23-year old marketing graduate Amber Blumanis decided during another boring airport stopover, that there should be an app to connect like-minded individuals during such stopovers. She made one – The Stopover App – that lets users create a profile and connect with individuals having similar interests.

The app allows you to see people nearby with similar interests, send messages, and meet up – for coffee, social or business networking, or even a date. The app won Blumanis a Rising Star award at the Talent Unleashed Awards, 2014.

Blumanis, who does not have IT expertise, used a freelancing website to find developers who could design the app for her. Teks Mobile Australia, Blumanis’ company, just opened an office in Australia, with plans to develop an Android version, and add different languages and more activities.

All About Fashion – Molly Taylor

Molly Taylor is the co-founder and Managing Director of Infinite Wardrobe – a mobile app that allows you to buy and sell clothes, exchange fashion ideas, show off your wardrobe, and get opinions about it. The best part of the app is that all buying and selling is absolutely free. The app, that was launched last October, won the Second Place in the 2014 OzApp Awards.

Code Heroes, a Brisbane-based mobile app consultancy, also managed by Molly Taylor, developed the app based also on inputs from the other co-founders – Brendt Sheen, Leigh Woodford and Portia Miller. The app, described as an ‘eBay for clothes without fees’ and as a ‘Pinterest with free trading’, is currently available in Australia and is planning to expand to other countries soon.

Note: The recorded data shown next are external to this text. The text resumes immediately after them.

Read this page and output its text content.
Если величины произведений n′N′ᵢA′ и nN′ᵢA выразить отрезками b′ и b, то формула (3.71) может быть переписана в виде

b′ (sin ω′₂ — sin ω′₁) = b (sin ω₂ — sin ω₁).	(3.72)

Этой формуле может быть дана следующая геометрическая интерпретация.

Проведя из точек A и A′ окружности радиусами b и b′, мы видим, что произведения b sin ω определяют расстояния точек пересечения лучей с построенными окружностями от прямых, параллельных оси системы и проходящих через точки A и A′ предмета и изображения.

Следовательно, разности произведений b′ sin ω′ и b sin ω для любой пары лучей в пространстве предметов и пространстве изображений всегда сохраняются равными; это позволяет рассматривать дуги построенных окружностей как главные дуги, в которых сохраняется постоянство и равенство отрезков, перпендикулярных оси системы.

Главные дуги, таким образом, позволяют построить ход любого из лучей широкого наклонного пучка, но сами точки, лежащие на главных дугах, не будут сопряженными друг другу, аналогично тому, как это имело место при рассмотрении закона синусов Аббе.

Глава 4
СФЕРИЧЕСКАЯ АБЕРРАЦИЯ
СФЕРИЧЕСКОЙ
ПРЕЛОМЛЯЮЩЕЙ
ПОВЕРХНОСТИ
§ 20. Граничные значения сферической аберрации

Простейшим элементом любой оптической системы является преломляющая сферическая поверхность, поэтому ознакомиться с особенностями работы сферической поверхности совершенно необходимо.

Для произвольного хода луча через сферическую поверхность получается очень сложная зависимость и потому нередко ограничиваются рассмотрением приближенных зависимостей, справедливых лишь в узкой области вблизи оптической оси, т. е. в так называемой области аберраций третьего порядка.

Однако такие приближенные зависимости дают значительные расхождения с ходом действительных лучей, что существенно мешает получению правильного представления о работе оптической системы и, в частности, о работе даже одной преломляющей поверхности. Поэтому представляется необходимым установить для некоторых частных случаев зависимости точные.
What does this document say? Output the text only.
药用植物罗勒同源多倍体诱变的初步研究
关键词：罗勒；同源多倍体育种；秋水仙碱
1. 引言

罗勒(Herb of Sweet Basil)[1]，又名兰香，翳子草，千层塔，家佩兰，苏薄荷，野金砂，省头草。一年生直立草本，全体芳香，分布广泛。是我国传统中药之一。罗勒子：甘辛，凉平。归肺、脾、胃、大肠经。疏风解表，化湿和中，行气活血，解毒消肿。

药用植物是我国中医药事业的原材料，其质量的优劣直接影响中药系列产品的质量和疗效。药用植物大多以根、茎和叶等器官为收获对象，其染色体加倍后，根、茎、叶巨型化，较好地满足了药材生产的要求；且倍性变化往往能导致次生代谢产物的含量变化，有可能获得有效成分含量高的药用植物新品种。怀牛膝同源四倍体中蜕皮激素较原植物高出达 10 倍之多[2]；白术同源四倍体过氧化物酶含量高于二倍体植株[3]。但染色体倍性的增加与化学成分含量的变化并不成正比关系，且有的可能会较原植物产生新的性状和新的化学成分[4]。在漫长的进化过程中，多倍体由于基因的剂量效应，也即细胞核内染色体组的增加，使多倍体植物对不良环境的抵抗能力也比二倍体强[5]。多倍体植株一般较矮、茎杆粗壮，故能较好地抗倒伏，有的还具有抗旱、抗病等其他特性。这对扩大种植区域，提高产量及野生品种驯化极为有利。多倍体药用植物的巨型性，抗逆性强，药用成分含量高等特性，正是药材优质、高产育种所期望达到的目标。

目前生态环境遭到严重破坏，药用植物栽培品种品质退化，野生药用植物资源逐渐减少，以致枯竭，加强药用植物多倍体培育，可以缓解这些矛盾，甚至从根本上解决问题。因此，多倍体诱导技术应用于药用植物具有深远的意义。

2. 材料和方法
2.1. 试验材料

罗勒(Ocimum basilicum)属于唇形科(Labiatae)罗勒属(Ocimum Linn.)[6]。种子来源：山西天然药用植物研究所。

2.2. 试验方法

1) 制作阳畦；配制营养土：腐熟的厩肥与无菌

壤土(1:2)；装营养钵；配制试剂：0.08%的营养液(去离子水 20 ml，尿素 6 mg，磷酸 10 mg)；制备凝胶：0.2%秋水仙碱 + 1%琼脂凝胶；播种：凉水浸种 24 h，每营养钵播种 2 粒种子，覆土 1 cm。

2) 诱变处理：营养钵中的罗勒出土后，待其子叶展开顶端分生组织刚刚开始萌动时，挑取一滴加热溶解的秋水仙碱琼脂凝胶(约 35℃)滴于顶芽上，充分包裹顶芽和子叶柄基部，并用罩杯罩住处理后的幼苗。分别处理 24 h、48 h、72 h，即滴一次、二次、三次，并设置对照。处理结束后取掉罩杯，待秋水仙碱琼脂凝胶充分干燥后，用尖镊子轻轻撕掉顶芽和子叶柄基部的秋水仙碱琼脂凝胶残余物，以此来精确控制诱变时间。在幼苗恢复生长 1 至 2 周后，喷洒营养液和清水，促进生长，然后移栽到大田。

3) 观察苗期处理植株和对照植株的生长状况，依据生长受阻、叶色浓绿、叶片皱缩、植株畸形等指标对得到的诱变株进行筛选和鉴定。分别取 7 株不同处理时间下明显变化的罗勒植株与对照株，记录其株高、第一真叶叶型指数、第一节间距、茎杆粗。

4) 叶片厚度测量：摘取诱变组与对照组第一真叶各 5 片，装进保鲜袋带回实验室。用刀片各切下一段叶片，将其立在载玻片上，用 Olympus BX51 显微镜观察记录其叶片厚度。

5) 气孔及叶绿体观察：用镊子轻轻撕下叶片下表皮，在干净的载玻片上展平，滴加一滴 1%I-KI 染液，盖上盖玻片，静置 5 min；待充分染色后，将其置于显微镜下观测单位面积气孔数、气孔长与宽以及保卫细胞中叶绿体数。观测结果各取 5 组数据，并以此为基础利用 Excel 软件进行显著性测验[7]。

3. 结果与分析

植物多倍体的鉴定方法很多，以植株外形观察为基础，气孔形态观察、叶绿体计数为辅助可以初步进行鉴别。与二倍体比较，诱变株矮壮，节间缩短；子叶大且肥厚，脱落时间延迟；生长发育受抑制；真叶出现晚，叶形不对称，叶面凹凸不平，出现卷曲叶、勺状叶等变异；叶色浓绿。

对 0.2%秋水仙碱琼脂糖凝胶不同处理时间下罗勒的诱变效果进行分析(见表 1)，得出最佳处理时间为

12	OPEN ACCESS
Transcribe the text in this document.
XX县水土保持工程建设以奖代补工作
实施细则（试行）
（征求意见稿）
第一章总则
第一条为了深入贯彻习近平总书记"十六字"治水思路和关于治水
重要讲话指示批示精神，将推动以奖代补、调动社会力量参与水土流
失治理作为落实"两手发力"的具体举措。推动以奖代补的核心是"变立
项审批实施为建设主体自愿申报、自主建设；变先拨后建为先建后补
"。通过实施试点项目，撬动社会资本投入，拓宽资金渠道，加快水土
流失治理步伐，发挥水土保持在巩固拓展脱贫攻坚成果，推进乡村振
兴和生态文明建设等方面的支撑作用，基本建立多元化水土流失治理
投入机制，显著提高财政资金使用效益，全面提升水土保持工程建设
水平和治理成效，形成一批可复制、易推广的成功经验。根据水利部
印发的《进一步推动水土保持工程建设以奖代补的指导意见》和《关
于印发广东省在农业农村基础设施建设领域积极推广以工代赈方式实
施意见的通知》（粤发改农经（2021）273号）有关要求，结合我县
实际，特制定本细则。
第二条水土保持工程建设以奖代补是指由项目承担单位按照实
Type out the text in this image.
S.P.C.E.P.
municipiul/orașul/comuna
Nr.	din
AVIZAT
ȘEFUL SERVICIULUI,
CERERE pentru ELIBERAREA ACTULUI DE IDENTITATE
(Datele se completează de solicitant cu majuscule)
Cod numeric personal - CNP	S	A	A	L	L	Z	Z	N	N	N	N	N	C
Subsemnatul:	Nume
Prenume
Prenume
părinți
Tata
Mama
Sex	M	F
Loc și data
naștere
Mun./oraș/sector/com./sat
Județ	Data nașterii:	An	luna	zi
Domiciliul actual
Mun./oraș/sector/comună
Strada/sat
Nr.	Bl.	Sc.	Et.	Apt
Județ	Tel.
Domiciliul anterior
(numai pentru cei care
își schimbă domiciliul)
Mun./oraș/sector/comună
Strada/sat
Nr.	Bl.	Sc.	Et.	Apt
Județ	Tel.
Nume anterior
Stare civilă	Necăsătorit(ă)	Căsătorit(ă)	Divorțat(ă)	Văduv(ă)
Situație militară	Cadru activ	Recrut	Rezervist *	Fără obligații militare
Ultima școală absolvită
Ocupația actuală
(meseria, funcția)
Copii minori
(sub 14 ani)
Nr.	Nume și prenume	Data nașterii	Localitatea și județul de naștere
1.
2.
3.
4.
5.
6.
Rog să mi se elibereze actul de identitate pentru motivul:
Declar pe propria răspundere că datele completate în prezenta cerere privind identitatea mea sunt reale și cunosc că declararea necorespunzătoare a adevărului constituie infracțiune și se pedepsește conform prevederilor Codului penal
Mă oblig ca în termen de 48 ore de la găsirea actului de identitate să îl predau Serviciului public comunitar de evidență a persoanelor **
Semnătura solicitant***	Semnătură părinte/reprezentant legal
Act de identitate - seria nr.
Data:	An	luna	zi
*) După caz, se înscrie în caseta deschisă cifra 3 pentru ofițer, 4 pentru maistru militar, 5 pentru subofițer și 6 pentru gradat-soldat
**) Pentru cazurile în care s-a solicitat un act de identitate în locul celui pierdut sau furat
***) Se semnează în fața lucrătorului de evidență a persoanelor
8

What began as a small Facebook page dedicated to trading clothes has now grown into an 8000-member community of fashion-conscious people and their wardrobe collections. The basic idea of the app is to create a worldwide fashion community without barriers where you can discuss fashion, connect with your peers, and the industry.

These women are part of an increasing number of successful female entrepreneurs who find the app market more open to multi-disciplinary skills. While women have traditionally been underrepresented in the technology sector, the examples of these women will hopefully inspire many more to give shape to their ideas.